Para el desarrollo de este texto es necesario decir algo obvio: a los sectores conservadores de América Latina no les gusta el cambio, y menos si controlan directa o indirectamente el poder político, como sucede en buena parte de la región.
Y si por algún accidente histórico se interrumpe su continuidad en el mando, hacen todo lo posible por retormarlo, aunque tengan que aliarse con el demonio de turno en la Casa Blanca y a pesar de que deban caminar sobre miles de cadáveres.
Otra característica de estos respetables señores es su poco apego a la verdad, su desprecio por la historia y su experticia en la manipulación de la realidad para adormecer y/o aterrorizar a eso que se llama opinión pública.

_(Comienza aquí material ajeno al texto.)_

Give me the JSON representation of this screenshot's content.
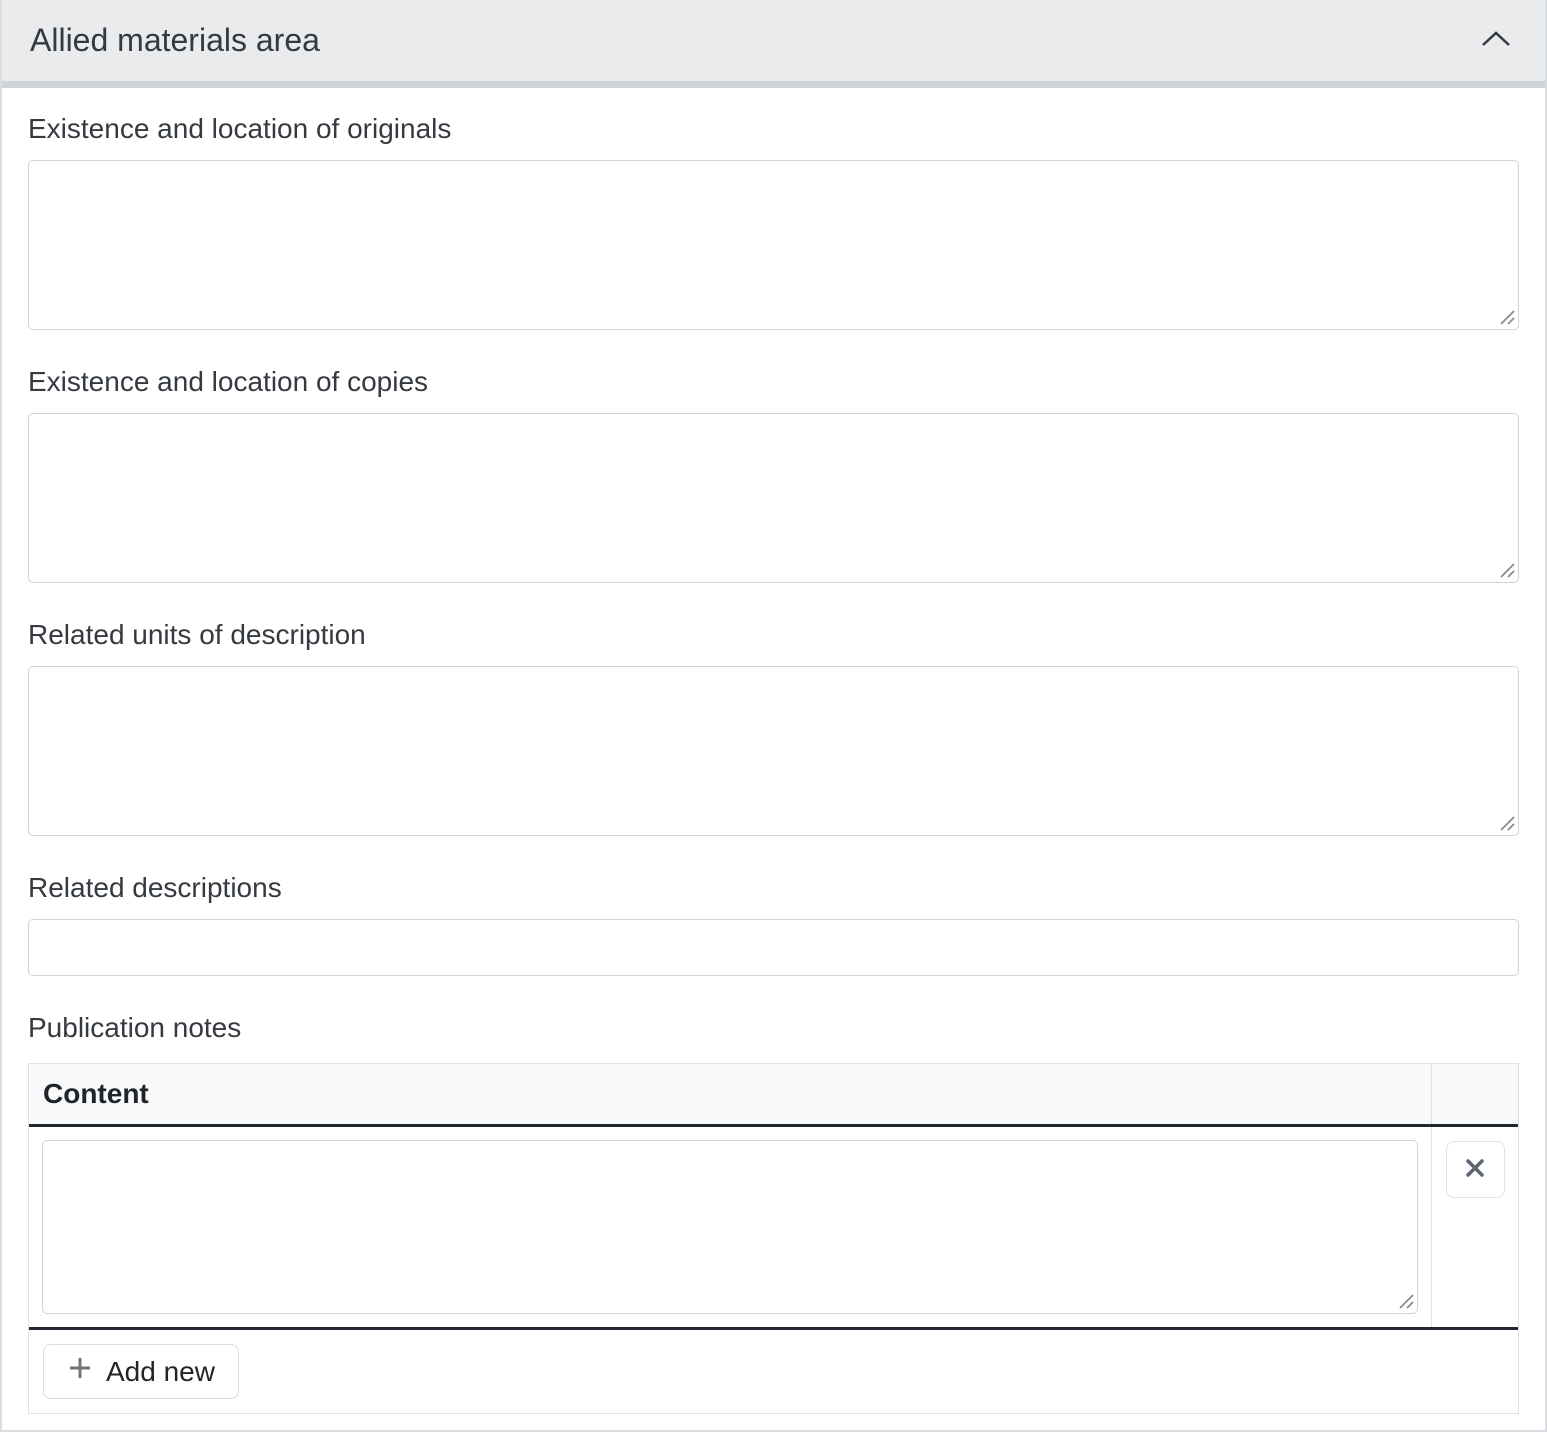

Y hay algo más que define un comportamiento regional puesto en evidencia cuando regresan a ser gobierno: la venganza expresada en razias y desapariciones invisibilizadas por los mismos medios que, desde la oposición, reclamaban garantías para la libertad (empresarial) de expresión.
Muestras de todo esto hay de sobra. En el siglo XX las dictaduras militares promovidas por Estados Unidos y toleradas por muchos de sus aliados europeos, construyeron verdaderos sistemas de terror en Chile, Argentina, Uruguay, Paraguay, Brasil y Bolivia, por mencionar solamente algunos países víctimas del Plan Cóndor.
En el siglo XXI hemos visto cómo puede cambiar la historia en pocos días y cómo se asumen esas transformaciones por cada factor político. Venezuela, Perú y Bolivia son buenos casos para ilustrar tal afirmación.
En nuestro país se usó todo el arsenal disponible para derrocar al presidente Hugo Chávez. Durante las pocas horas en las que la oposición estuvo en Miraflores se escarbó hasta debajo de las piedras para cazar chavistas. Volvió el Comandante a Miraflores y llamó a la reconciliación sin cacería de brujas.
En Perú se apresó el presidente Pedro Castillo por usar una herramienta prevista en la Constitución, la misma a la que apeló el mandatario de Ecuador, (empresario querido por EEUU) para mantenerse en el poder.
En ambos países se ha desatado la represión indiscriminada de los movimientos populares con el silencio cómplice de la OEA y de su secretario general Luis Almagro, quien conspiró para derrocar al presidente Evo Morales por medio de un golpe de Estado prepagado por el Departamento de Estado.
Todo esto debería tenerlo muy en cuenta el presidente de Colombia Gustavo Petro.